Mladic is charged with with the murder of 8,000 Muslims in Srebrenica, as well as with genocide in the 3½-year-long siege of Sarajevo that resulted in the killing of more than 10,000 people. The EU has made his handing-over to the United Nations War Crime Court in The Hague a precondition for talks on a closer association of Serbia-Montenegro to the EU.
In a contribution for the Belgrade newspaper Politika, Enlargement Commissioner Olli Rehn wrote: "If the problem is not solved before Wednesday [3 May 2006], the Commission will have to cancel the next round of talks, scheduled for 11 May 2006." Before a decision is taken, Rehn now wants to talk to Court Prosecutor Carla del Ponte, who has repeatedly made claims that Mladic is hiding under the protection of parts of the Serbian Army. On 1 May 2006, her spokesman Anton Nikiforov said the prosecutor will comment on the issue only after meeting Rehn on 3 May.

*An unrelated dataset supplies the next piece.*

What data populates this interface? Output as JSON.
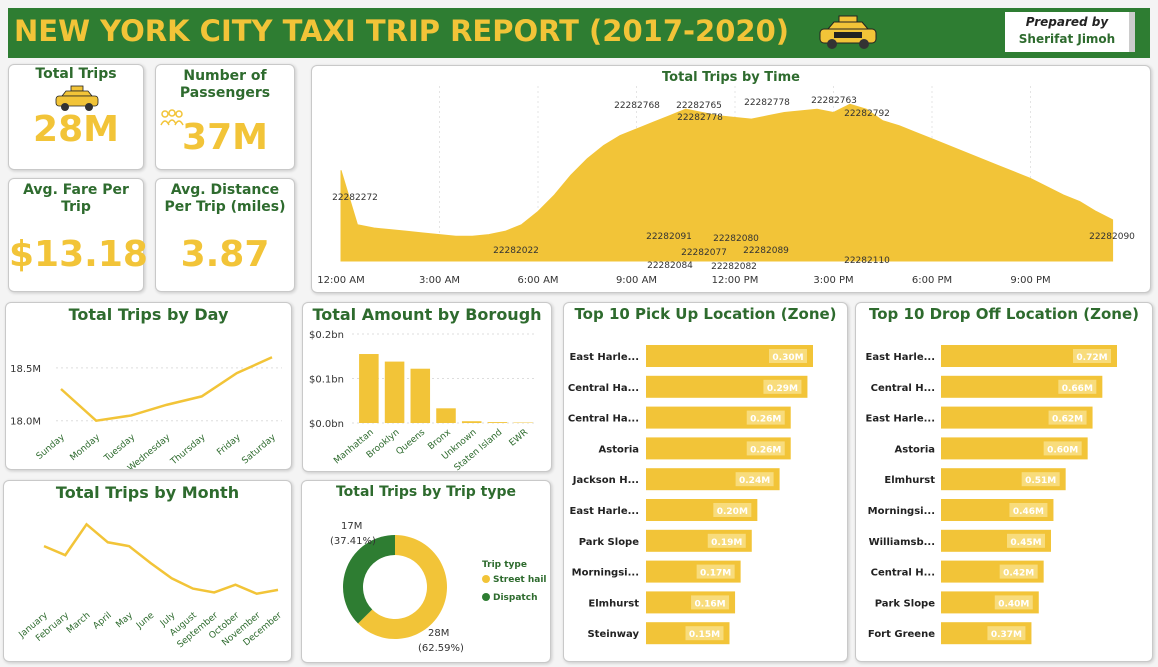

Several of Mladic's presumed helpers were arrested at the beginning of 2006, and ten days before the EU deadline ran out, there were reports that his arrest was close at hand. However, according to another article in the Politika, Serbian authorities have real difficulties finding Mladic, and a quick arrest seems to be unlikely now. Serbian authorities expect talks with the EU to be stalled for a month, the paper says.
Slowing down EU partnership talks would be strengthening the cause of Montenegrin President Milo Djukanovic, who is holding a referendum on 21 May 2006, trying to gain support for the independence of the smaller of the two remaining republics of the former Yugoslavia.